L’architecture en effet est à l’honneur en ce moment, en France et ailleurs, de Lézigno à Valenciennes, de Gênes à Genève, de Londres à Biarritz, à la croisée des chemins entre art et politique, entre qualité maximale et désastres environnementaux, entre rêves et réflexions, rires et émotions - tout cela pendant que l’architecture suisse, elle, s’exporte sans complexe, à Pékin et Calcutta, archi-local et archi-global.
Archi-rire: de la beauté des latrines
La beauté des latrines? Le signe même de la civilisation et la preuve irréfutable que le progrès existe. Quoi d’autre que les latrines établit définitivement la suprématie de l’Italie sur l’Angleterre? A Rome, elles étaient aussi nombreuses que somptueuses: murs en marbre, mosaïques, peintures, rien n’était de trop. Récemment, les foires d’art internationales ont elles aussi été cotées, non sans raison, en fonction de la qualité de leurs latrines. Dignité oblige. Et à Genève, qui ne se souvient de Christian Ferrazino et de ses treize millions (à savoir, tout de même, 380.000 francs pièce) pour améliorer l’état des toilettes publiques de la ville? Le Conseil municipal de l’époque avait fait merveille en termes de bons mots (retrouvés dans les archives de la Tribune de Genève): «Je ne vous demande pas un vote sur le siège!» avait déclaré Ferrazino lui-même, suivi par Pierre Maudet, «Cette proposition répond à un réel besoin», puis Hélène Ecuyer, «Je suis pour ma part d'accord pour le renvoi en commission», alors que Roberto Broggini se refusait à «entrer en matière» et que selon Eric Ischi «Nos toilettes sont un véritable calvaire: on se dépêche, on fait à côté et on en ressort comme on peut», constat qui l’amena à plaider pour le modèle turc «où l'on se rend avec plaisir». «Allons-y tous ensemble!» avait-il conclu pour obtenir un vote massif en faveur du concept – et il fut entendu. Mais la rue du Stand prit le pas sur Ferrazzino et les latrines genevoises passèrent aux oubliettes…
Dommage… mais heureusement, d’autres ont repris la flamme. Robert Latour d’Affaure notamment, architecte basque, qui a investi ses convictions et son âme de créateur dans la construction d’exceptionnelles toilettes publiques en bord d’océan. Son concept? L’opération esthétique provient aussi bien du haut, l’essence, que du bas, la matière; il s’agit d’allier référé conceptuel et stimulus sensible; l’architecture ne se comprend pas seulement avec le cerveau ou les yeux: elle se vit avec le corps. C’est ainsi que Latour d’Affaure a réalisé «Miroir ancré» sur le Paeso Nuevo à Saint Sebastien, «miroir ancré» signifiant à la fois l’ouverture au monde: le miroir; et le caractère identitaire: l’ancrage. Une architecture de la révélation du paysage, selon ses propres mots: «Miroir ancré se fond dans la roche basque. Il fait partie intégrante de la montagne. Il suscite un sentiment d’appartenance au lieu: la matière même de la roche devient un élément du langage architectural.»
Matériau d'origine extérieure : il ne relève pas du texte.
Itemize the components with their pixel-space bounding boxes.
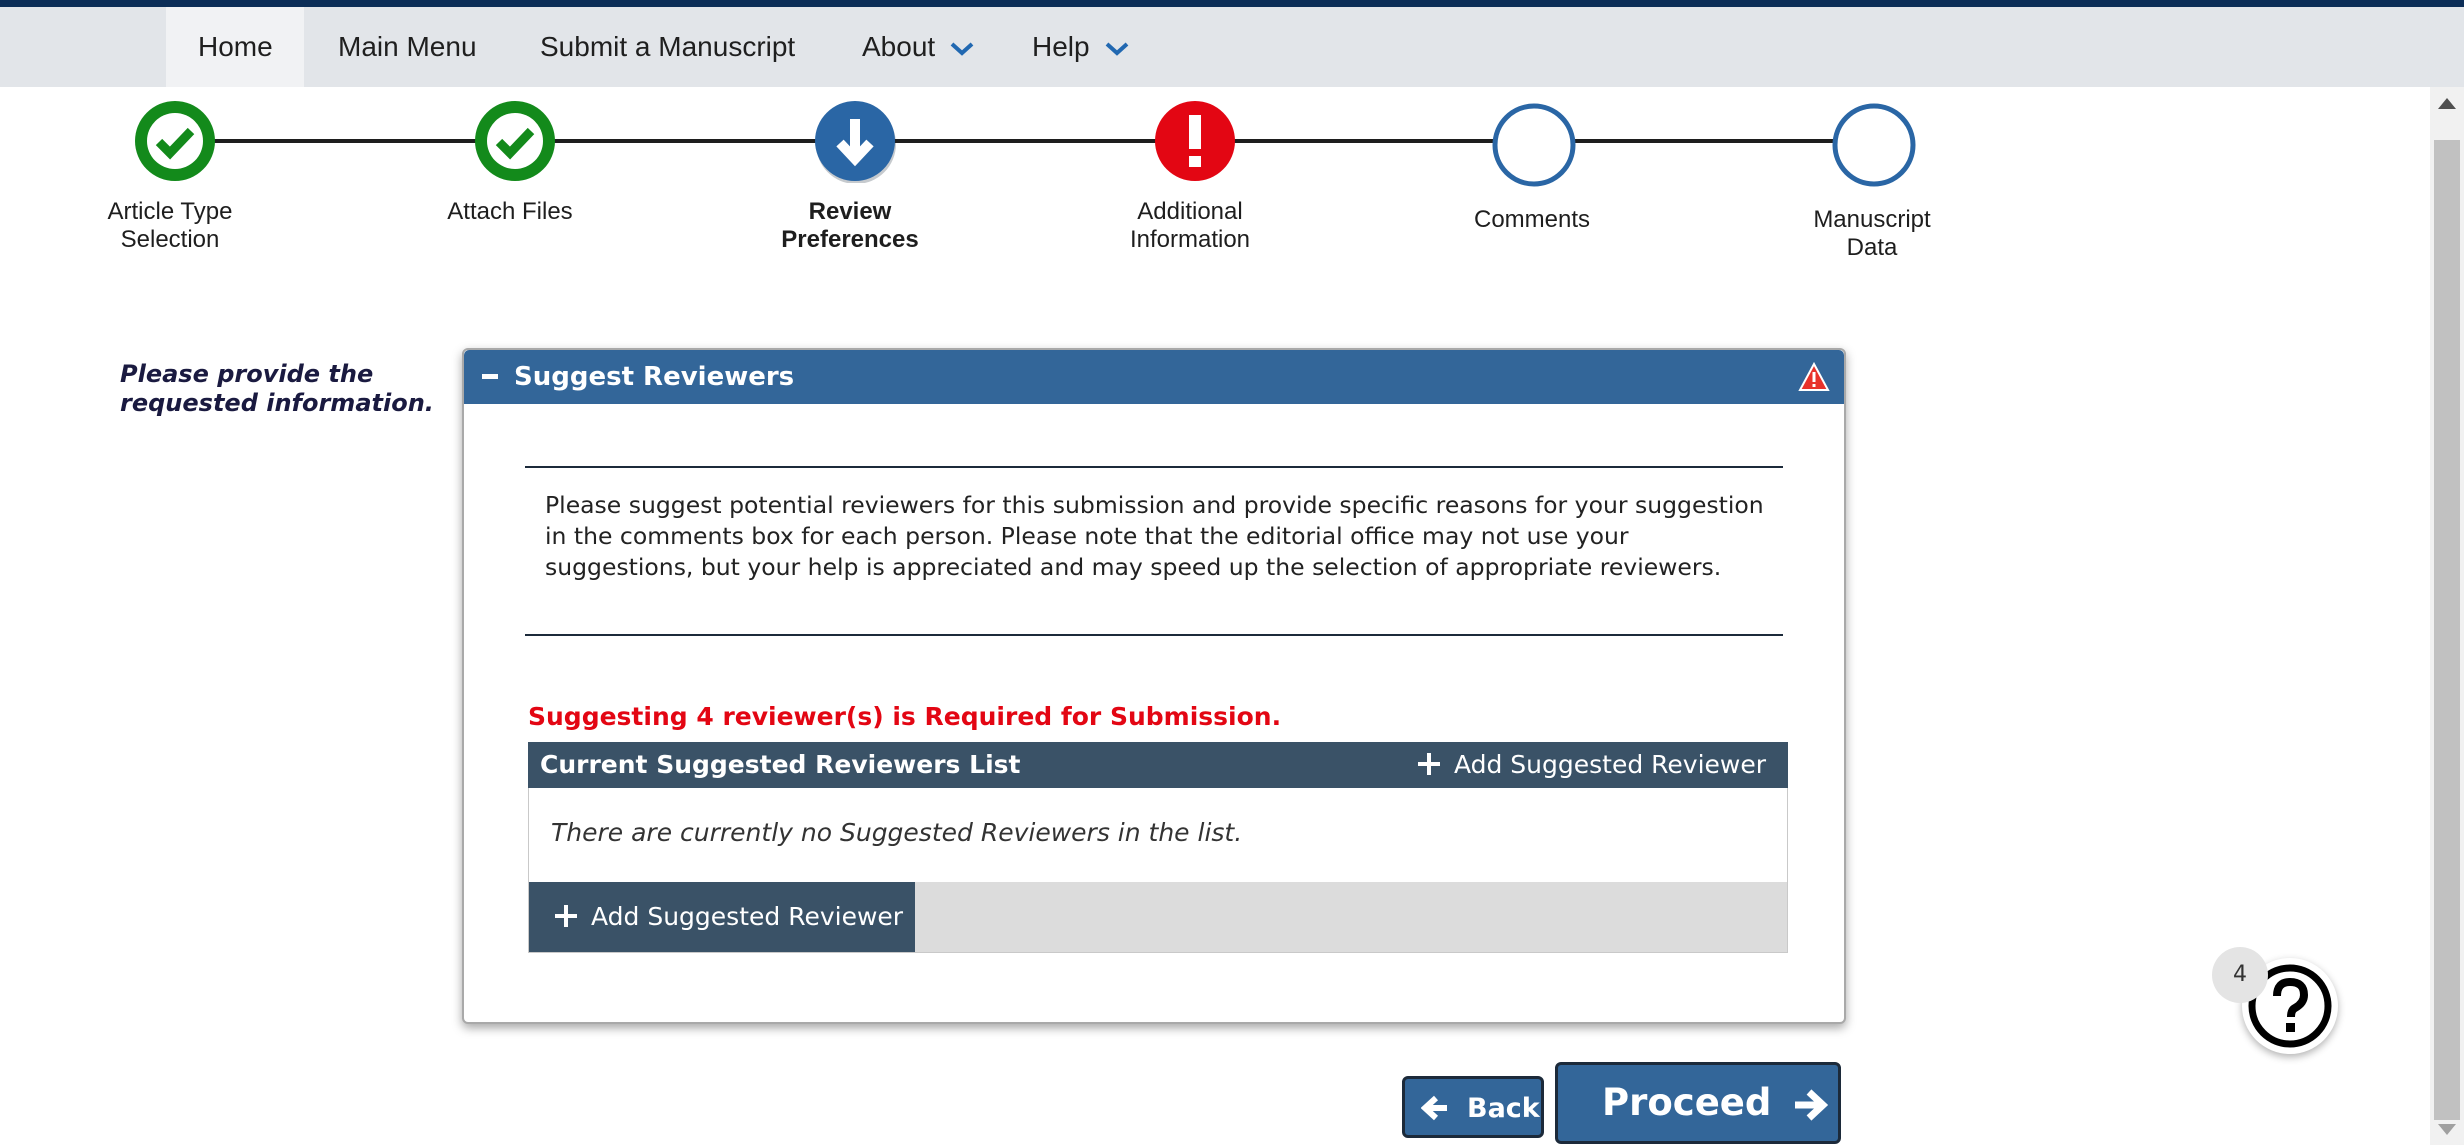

A Lézigno 2008, où Latour d’Affaure présente son travail dans le cadre de la conférence intitulée Inopportunismes, le lyrisme de l’architecte laisse les auditeurs sans voix, si ce n’est pour se demander si le titre de la conférence ne fut pas choisi tout exprès pour lui? L’objet architectural est magnifique, le miroir reflétant l’Océan, la conception spatiale, l’intégration au paysage, les plages sauvages de Saint Sébastien auxquelles les vagues donnent de la hauteur: des toilettes comme une dune avec une porte en miroir, qui se déplace, telle l’entrée d’un grotte magique, et nous laisse nous glisser à l’intérieur de cette pure merveille de style, béton, végétation et acier, ou comme le dit encore Latour d’Affaure, «champ ouvert de perceptions sensorielles». Tout cela, non pas pour un lieu de spiritualité, que Latour d’Affaure eût aussi bien pu réaliser, mais pour la Matière avec un grand M, pipi-caca donc… depuis, je ne vais plus aux toilettes. Pipi debout devant le lac, ou rien. En attendant que les toilettes de la rade deviennent dignes de palaces anciens, avec des miroirs qui de l’extérieur réfléchiraient notre magnifique jet d’eau, pour en capter d’autres, plus prosaïques, à l’intérieur. Nous voulons Robert Latour d’Affaure à Genève, de toute urgence – et nous graverons dans nos esprits et dans la pierre, les vers de Bernardo Atxaga avec lesquels il conclut sa conférence: «Sur ce miroir mille yeux se poseront, (et le monde), des miroirs, eux aussi… le miroir de tant d’autres mondes». Des yeux sans lunettes, à coup sûr!